Desde então, a pesquisa do Google se tornou um produto inovador com uma infinidade de algoritmos projetados para promover conteúdo e trazer resultados que atendem às necessidades dos usuários.

Até certo ponto, SEO é um jogo de números. Nós nos concentramos em:

  • Posicionamento;
  • Volume de pesquisa;
  • Quantidade de tráfego orgânico;
  • Conversões dos termos relacionados.

Isso ocorre porque essas métricas são o que geralmente somos julgados como profissionais de SEO. Todo cliente deseja se classificar melhor e ver o tráfego orgânico aumentando e, por associação, leads e vendas também melhorarão.

Quando analisamos as palavras-chave de busca, existe a tendência e o apelo a seguir aquelas com os volumes de pesquisa mais altos, mas muito mais importante que o volume de pesquisa da palavra-chave é a intenção por trás disso.

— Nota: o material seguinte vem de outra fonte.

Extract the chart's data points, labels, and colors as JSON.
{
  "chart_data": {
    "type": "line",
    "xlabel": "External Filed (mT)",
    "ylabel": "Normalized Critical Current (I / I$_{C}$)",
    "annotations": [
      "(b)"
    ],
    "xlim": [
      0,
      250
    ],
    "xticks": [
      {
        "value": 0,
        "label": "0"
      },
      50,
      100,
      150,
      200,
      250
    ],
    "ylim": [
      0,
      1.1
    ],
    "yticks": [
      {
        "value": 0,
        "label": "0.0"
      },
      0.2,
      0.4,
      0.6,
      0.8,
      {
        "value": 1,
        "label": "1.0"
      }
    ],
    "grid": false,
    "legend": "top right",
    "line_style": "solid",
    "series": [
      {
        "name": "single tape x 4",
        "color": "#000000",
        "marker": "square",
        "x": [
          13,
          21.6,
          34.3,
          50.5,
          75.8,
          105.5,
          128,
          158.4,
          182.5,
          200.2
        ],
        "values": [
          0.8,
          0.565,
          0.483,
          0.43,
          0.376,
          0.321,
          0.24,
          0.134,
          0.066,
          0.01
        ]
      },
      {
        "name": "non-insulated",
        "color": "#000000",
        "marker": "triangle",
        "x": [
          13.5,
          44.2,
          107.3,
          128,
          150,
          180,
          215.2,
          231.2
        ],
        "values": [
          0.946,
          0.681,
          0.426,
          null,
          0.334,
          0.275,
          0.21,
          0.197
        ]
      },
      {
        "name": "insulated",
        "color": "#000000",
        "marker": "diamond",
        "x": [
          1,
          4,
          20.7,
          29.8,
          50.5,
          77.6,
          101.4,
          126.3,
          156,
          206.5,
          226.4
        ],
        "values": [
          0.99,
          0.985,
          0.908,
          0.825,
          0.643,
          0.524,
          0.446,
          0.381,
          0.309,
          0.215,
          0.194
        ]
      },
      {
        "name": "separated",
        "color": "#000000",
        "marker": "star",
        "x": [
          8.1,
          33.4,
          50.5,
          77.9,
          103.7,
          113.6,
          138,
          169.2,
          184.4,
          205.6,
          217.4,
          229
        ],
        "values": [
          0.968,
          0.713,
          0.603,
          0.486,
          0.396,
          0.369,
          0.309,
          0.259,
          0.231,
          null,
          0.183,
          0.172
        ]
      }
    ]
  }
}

Essa é uma parte essencial da equação que geralmente é ignorada quando o conteúdo é produzido; é ótimo que você queira classificar para um termo específico, mas o conteúdo deve não apenas ser relevante, mas também satisfazer a intenção do usuário.

Este artigo explicará não apenas as diferentes de categorizações da intenção de pesquisa, mas também como a intenção se relaciona com o conteúdo que produzimos e como os mecanismos de pesquisa lidam com essa intenção.

A analogia por trás da intenção de busca do usuário

Em 2006, um estudo realizado pela Universidade de Hong Kong descobriu que, no nível primário, a intenção de pesquisa pode ser segmentado em dois objetivos de busca. Uma na qual usuário esteja procurando especificamente as informações de localização relacionadas às palavras-chave que eles usaram ou segundo, que esteja procurando informações mais gerais sobre um tópico.

Uma generalização adicional pode ser feita e as intenções podem ser divididas em quão específico o usuário busca ou se é uma pesquisa exaustiva.

Usuários específicos têm uma intenção restrita de pesquisa e não se desviam disso, enquanto um usuário exaustivo pode ter um escopo mais amplo em torno de um tópico ou assuntos particulares.

Os motores de busca também estão avançando no entendimento das intenções de pesquisa, o Hummingbird , do Google, e o Korolyov, da Yandex, são apenas dois exemplos disso.

O Google e a intenção de pesquisa

intencao de pesquisa do usuario
Como funciona a intenção de pesquisa do usuário no Google.

Muitos estudos foram conduzidos para entender a intenção por trás de uma consulta de usuário na busca; e isso se reflete nos tipos de resultados que o Google exibe.

Paul Haahr, do Google, fez uma ótima apresentação em 2016, analisando como o Google retorna resultados da perspectiva de um sistema de classificação.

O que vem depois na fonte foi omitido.